Definition
Published instrument procedure charts that depict the routing, altitudes, navigation aids, communication frequencies, minimum descent or decision altitudes, and missed approach instructions a pilot must follow to transition from en route flight to a landing at a specific runway under instrument flight rules.
Plain English
Step-by-step picture-and-data sheets that show a pilot exactly how to fly down to a particular runway when they cannot rely on seeing the airport from a distance.
Context Anchor
Pilots use approach charts during instrument flight planning, before starting an approach, and in the cockpit while flying the final part of an instrument arrival to an airport.
Derivation
From 'approach,' meaning the final flight segment toward the runway, and 'chart,' a printed or digital sheet of organized flight information.

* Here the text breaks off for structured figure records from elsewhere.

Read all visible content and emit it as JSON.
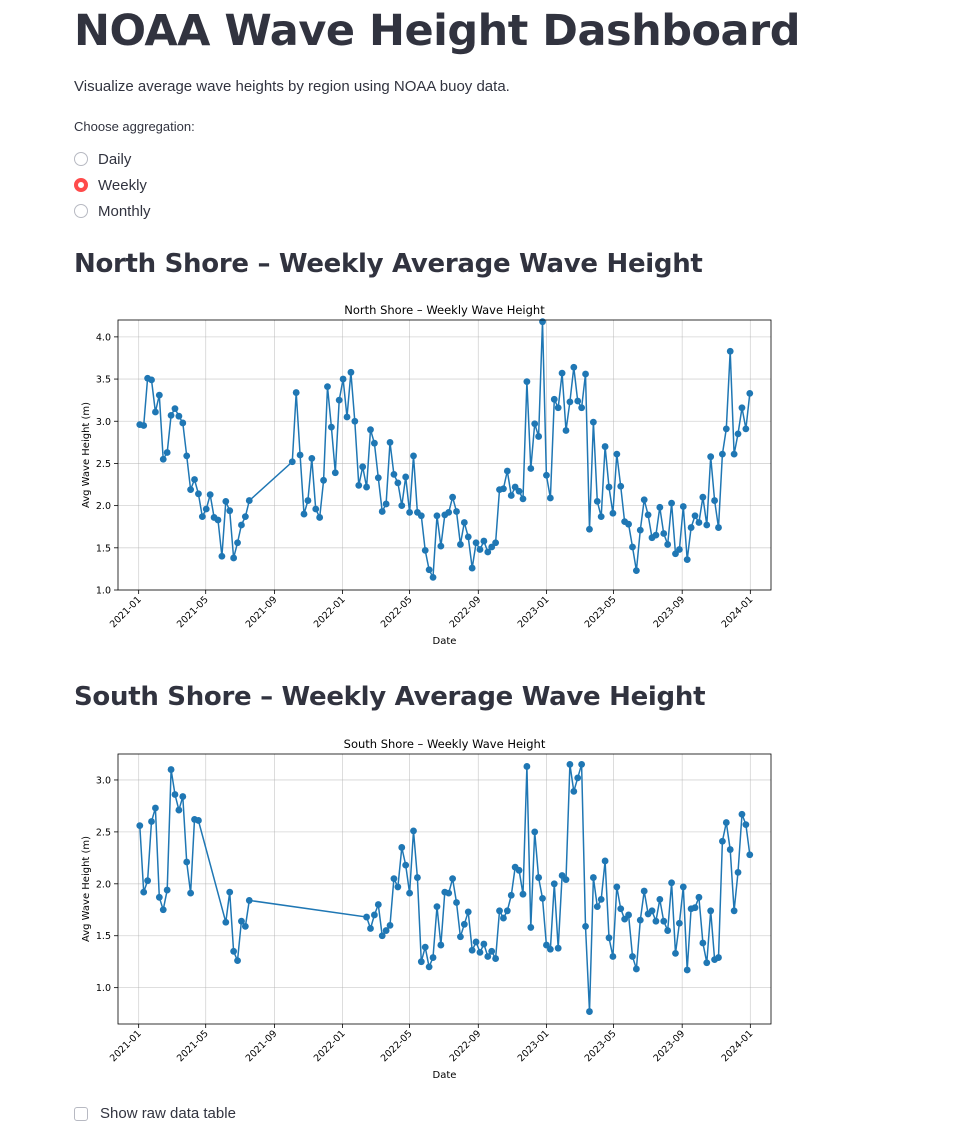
{
  "page": {
    "title": "NOAA Wave Height Dashboard",
    "subtitle": "Visualize average wave heights by region using NOAA buoy data.",
    "aggregation_label": "Choose aggregation:",
    "aggregation_options": [
      "Daily",
      "Weekly",
      "Monthly"
    ],
    "aggregation_selected": "Weekly",
    "accent_color": "#ff4b4b",
    "raw_table_checkbox": "Show raw data table"
  },
  "sections": {
    "north": {
      "heading": "North Shore – Weekly Average Wave Height"
    },
    "south": {
      "heading": "South Shore – Weekly Average Wave Height"
    }
  },
  "chart_data": [
    {
      "type": "line",
      "title": "North Shore – Weekly Wave Height",
      "xlabel": "Date",
      "ylabel": "Avg Wave Height (m)",
      "ylim": [
        1.0,
        4.2
      ],
      "yticks": [
        "1.0",
        "1.5",
        "2.0",
        "2.5",
        "3.0",
        "3.5",
        "4.0"
      ],
      "xticks": [
        "2021-01",
        "2021-05",
        "2021-09",
        "2022-01",
        "2022-05",
        "2022-09",
        "2023-01",
        "2023-05",
        "2023-09",
        "2024-01"
      ],
      "grid": true,
      "color": "#1f77b4",
      "x": [
        "2021-01-03",
        "2021-01-10",
        "2021-01-17",
        "2021-01-24",
        "2021-01-31",
        "2021-02-07",
        "2021-02-14",
        "2021-02-21",
        "2021-02-28",
        "2021-03-07",
        "2021-03-14",
        "2021-03-21",
        "2021-03-28",
        "2021-04-04",
        "2021-04-11",
        "2021-04-18",
        "2021-04-25",
        "2021-05-02",
        "2021-05-09",
        "2021-05-16",
        "2021-05-23",
        "2021-05-30",
        "2021-06-06",
        "2021-06-13",
        "2021-06-20",
        "2021-06-27",
        "2021-07-04",
        "2021-07-11",
        "2021-07-18",
        "2021-10-03",
        "2021-10-10",
        "2021-10-17",
        "2021-10-24",
        "2021-10-31",
        "2021-11-07",
        "2021-11-14",
        "2021-11-21",
        "2021-11-28",
        "2021-12-05",
        "2021-12-12",
        "2021-12-19",
        "2021-12-26",
        "2022-01-02",
        "2022-01-09",
        "2022-01-16",
        "2022-01-23",
        "2022-01-30",
        "2022-02-06",
        "2022-02-13",
        "2022-02-20",
        "2022-02-27",
        "2022-03-06",
        "2022-03-13",
        "2022-03-20",
        "2022-03-27",
        "2022-04-03",
        "2022-04-10",
        "2022-04-17",
        "2022-04-24",
        "2022-05-01",
        "2022-05-08",
        "2022-05-15",
        "2022-05-22",
        "2022-05-29",
        "2022-06-05",
        "2022-06-12",
        "2022-06-19",
        "2022-06-26",
        "2022-07-03",
        "2022-07-10",
        "2022-07-17",
        "2022-07-24",
        "2022-07-31",
        "2022-08-07",
        "2022-08-14",
        "2022-08-21",
        "2022-08-28",
        "2022-09-04",
        "2022-09-11",
        "2022-09-18",
        "2022-09-25",
        "2022-10-02",
        "2022-10-09",
        "2022-10-16",
        "2022-10-23",
        "2022-10-30",
        "2022-11-06",
        "2022-11-13",
        "2022-11-20",
        "2022-11-27",
        "2022-12-04",
        "2022-12-11",
        "2022-12-18",
        "2022-12-25",
        "2023-01-01",
        "2023-01-08",
        "2023-01-15",
        "2023-01-22",
        "2023-01-29",
        "2023-02-05",
        "2023-02-12",
        "2023-02-19",
        "2023-02-26",
        "2023-03-05",
        "2023-03-12",
        "2023-03-19",
        "2023-03-26",
        "2023-04-02",
        "2023-04-09",
        "2023-04-16",
        "2023-04-23",
        "2023-04-30",
        "2023-05-07",
        "2023-05-14",
        "2023-05-21",
        "2023-05-28",
        "2023-06-04",
        "2023-06-11",
        "2023-06-18",
        "2023-06-25",
        "2023-07-02",
        "2023-07-09",
        "2023-07-16",
        "2023-07-23",
        "2023-07-30",
        "2023-08-06",
        "2023-08-13",
        "2023-08-20",
        "2023-08-27",
        "2023-09-03",
        "2023-09-10",
        "2023-09-17",
        "2023-09-24",
        "2023-10-01",
        "2023-10-08",
        "2023-10-15",
        "2023-10-22",
        "2023-10-29",
        "2023-11-05",
        "2023-11-12",
        "2023-11-19",
        "2023-11-26",
        "2023-12-03",
        "2023-12-10",
        "2023-12-17",
        "2023-12-24",
        "2023-12-31"
      ],
      "values": [
        2.96,
        2.95,
        3.51,
        3.49,
        3.11,
        3.31,
        2.55,
        2.63,
        3.07,
        3.15,
        3.06,
        2.98,
        2.59,
        2.19,
        2.31,
        2.14,
        1.87,
        1.96,
        2.13,
        1.86,
        1.83,
        1.4,
        2.05,
        1.94,
        1.38,
        1.56,
        1.77,
        1.87,
        2.06,
        2.52,
        3.34,
        2.6,
        1.9,
        2.06,
        2.56,
        1.96,
        1.86,
        2.3,
        3.41,
        2.93,
        2.39,
        3.25,
        3.5,
        3.05,
        3.58,
        3.0,
        2.24,
        2.46,
        2.22,
        2.9,
        2.74,
        2.33,
        1.93,
        2.02,
        2.75,
        2.37,
        2.27,
        2.0,
        2.34,
        1.92,
        2.59,
        1.92,
        1.88,
        1.47,
        1.24,
        1.15,
        1.88,
        1.52,
        1.89,
        1.92,
        2.1,
        1.93,
        1.54,
        1.8,
        1.63,
        1.26,
        1.56,
        1.48,
        1.58,
        1.45,
        1.51,
        1.56,
        2.19,
        2.2,
        2.41,
        2.12,
        2.22,
        2.17,
        2.08,
        3.47,
        2.44,
        2.97,
        2.82,
        4.18,
        2.36,
        2.09,
        3.26,
        3.16,
        3.57,
        2.89,
        3.23,
        3.64,
        3.24,
        3.16,
        3.56,
        1.72,
        2.99,
        2.05,
        1.87,
        2.7,
        2.22,
        1.91,
        2.61,
        2.23,
        1.81,
        1.78,
        1.51,
        1.23,
        1.71,
        2.07,
        1.89,
        1.62,
        1.65,
        1.98,
        1.67,
        1.54,
        2.03,
        1.43,
        1.48,
        1.99,
        1.36,
        1.74,
        1.88,
        1.8,
        2.1,
        1.77,
        2.58,
        2.06,
        1.74,
        2.61,
        2.91,
        3.83,
        2.61,
        2.85,
        3.16,
        2.91,
        3.33
      ]
    },
    {
      "type": "line",
      "title": "South Shore – Weekly Wave Height",
      "xlabel": "Date",
      "ylabel": "Avg Wave Height (m)",
      "ylim": [
        0.65,
        3.25
      ],
      "yticks": [
        "1.0",
        "1.5",
        "2.0",
        "2.5",
        "3.0"
      ],
      "xticks": [
        "2021-01",
        "2021-05",
        "2021-09",
        "2022-01",
        "2022-05",
        "2022-09",
        "2023-01",
        "2023-05",
        "2023-09",
        "2024-01"
      ],
      "grid": true,
      "color": "#1f77b4",
      "x": [
        "2021-01-03",
        "2021-01-10",
        "2021-01-17",
        "2021-01-24",
        "2021-01-31",
        "2021-02-07",
        "2021-02-14",
        "2021-02-21",
        "2021-02-28",
        "2021-03-07",
        "2021-03-14",
        "2021-03-21",
        "2021-03-28",
        "2021-04-04",
        "2021-04-11",
        "2021-04-18",
        "2021-06-06",
        "2021-06-13",
        "2021-06-20",
        "2021-06-27",
        "2021-07-04",
        "2021-07-11",
        "2021-07-18",
        "2022-02-13",
        "2022-02-20",
        "2022-02-27",
        "2022-03-06",
        "2022-03-13",
        "2022-03-20",
        "2022-03-27",
        "2022-04-03",
        "2022-04-10",
        "2022-04-17",
        "2022-04-24",
        "2022-05-01",
        "2022-05-08",
        "2022-05-15",
        "2022-05-22",
        "2022-05-29",
        "2022-06-05",
        "2022-06-12",
        "2022-06-19",
        "2022-06-26",
        "2022-07-03",
        "2022-07-10",
        "2022-07-17",
        "2022-07-24",
        "2022-07-31",
        "2022-08-07",
        "2022-08-14",
        "2022-08-21",
        "2022-08-28",
        "2022-09-04",
        "2022-09-11",
        "2022-09-18",
        "2022-09-25",
        "2022-10-02",
        "2022-10-09",
        "2022-10-16",
        "2022-10-23",
        "2022-10-30",
        "2022-11-06",
        "2022-11-13",
        "2022-11-20",
        "2022-11-27",
        "2022-12-04",
        "2022-12-11",
        "2022-12-18",
        "2022-12-25",
        "2023-01-01",
        "2023-01-08",
        "2023-01-15",
        "2023-01-22",
        "2023-01-29",
        "2023-02-05",
        "2023-02-12",
        "2023-02-19",
        "2023-02-26",
        "2023-03-05",
        "2023-03-12",
        "2023-03-19",
        "2023-03-26",
        "2023-04-02",
        "2023-04-09",
        "2023-04-16",
        "2023-04-23",
        "2023-04-30",
        "2023-05-07",
        "2023-05-14",
        "2023-05-21",
        "2023-05-28",
        "2023-06-04",
        "2023-06-11",
        "2023-06-18",
        "2023-06-25",
        "2023-07-02",
        "2023-07-09",
        "2023-07-16",
        "2023-07-23",
        "2023-07-30",
        "2023-08-06",
        "2023-08-13",
        "2023-08-20",
        "2023-08-27",
        "2023-09-03",
        "2023-09-10",
        "2023-09-17",
        "2023-09-24",
        "2023-10-01",
        "2023-10-08",
        "2023-10-15",
        "2023-10-22",
        "2023-10-29",
        "2023-11-05",
        "2023-11-12",
        "2023-11-19",
        "2023-11-26",
        "2023-12-03",
        "2023-12-10",
        "2023-12-17",
        "2023-12-24",
        "2023-12-31"
      ],
      "values": [
        2.56,
        1.92,
        2.03,
        2.6,
        2.73,
        1.87,
        1.75,
        1.94,
        3.1,
        2.86,
        2.71,
        2.84,
        2.21,
        1.91,
        2.62,
        2.61,
        1.63,
        1.92,
        1.35,
        1.26,
        1.64,
        1.59,
        1.84,
        1.68,
        1.57,
        1.7,
        1.8,
        1.5,
        1.55,
        1.6,
        2.05,
        1.97,
        2.35,
        2.18,
        1.91,
        2.51,
        2.06,
        1.25,
        1.39,
        1.2,
        1.29,
        1.78,
        1.41,
        1.92,
        1.91,
        2.05,
        1.82,
        1.49,
        1.61,
        1.73,
        1.36,
        1.44,
        1.34,
        1.42,
        1.3,
        1.35,
        1.28,
        1.74,
        1.67,
        1.74,
        1.89,
        2.16,
        2.13,
        1.9,
        3.13,
        1.58,
        2.5,
        2.06,
        1.86,
        1.41,
        1.37,
        2.0,
        1.38,
        2.08,
        2.04,
        3.15,
        2.89,
        3.02,
        3.15,
        1.59,
        0.77,
        2.06,
        1.78,
        1.85,
        2.22,
        1.48,
        1.3,
        1.97,
        1.76,
        1.66,
        1.7,
        1.3,
        1.18,
        1.65,
        1.93,
        1.71,
        1.74,
        1.64,
        1.85,
        1.64,
        1.55,
        2.01,
        1.33,
        1.62,
        1.97,
        1.17,
        1.76,
        1.77,
        1.87,
        1.43,
        1.24,
        1.74,
        1.27,
        1.29,
        2.41,
        2.59,
        2.33,
        1.74,
        2.11,
        2.67,
        2.57,
        2.28
      ]
    }
  ]
}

The name reflects exactly what they show: how to approach a runway.
Why Pilots Care
They supply the precise track and altitudes needed to descend safely through clouds or at night without visual reference to the ground.
Intuition Check
Do not read “approach charts” as any charts used while nearing an airport. Here it means specific published procedure charts for instrument approaches.
Example Sentence 1
Before starting the descent, the pilot reviewed the approach chart to confirm the final approach course and the minimum descent altitude.
Example Sentence 2
FSS can relay NOTAMs that affect the minimums shown on current approach charts.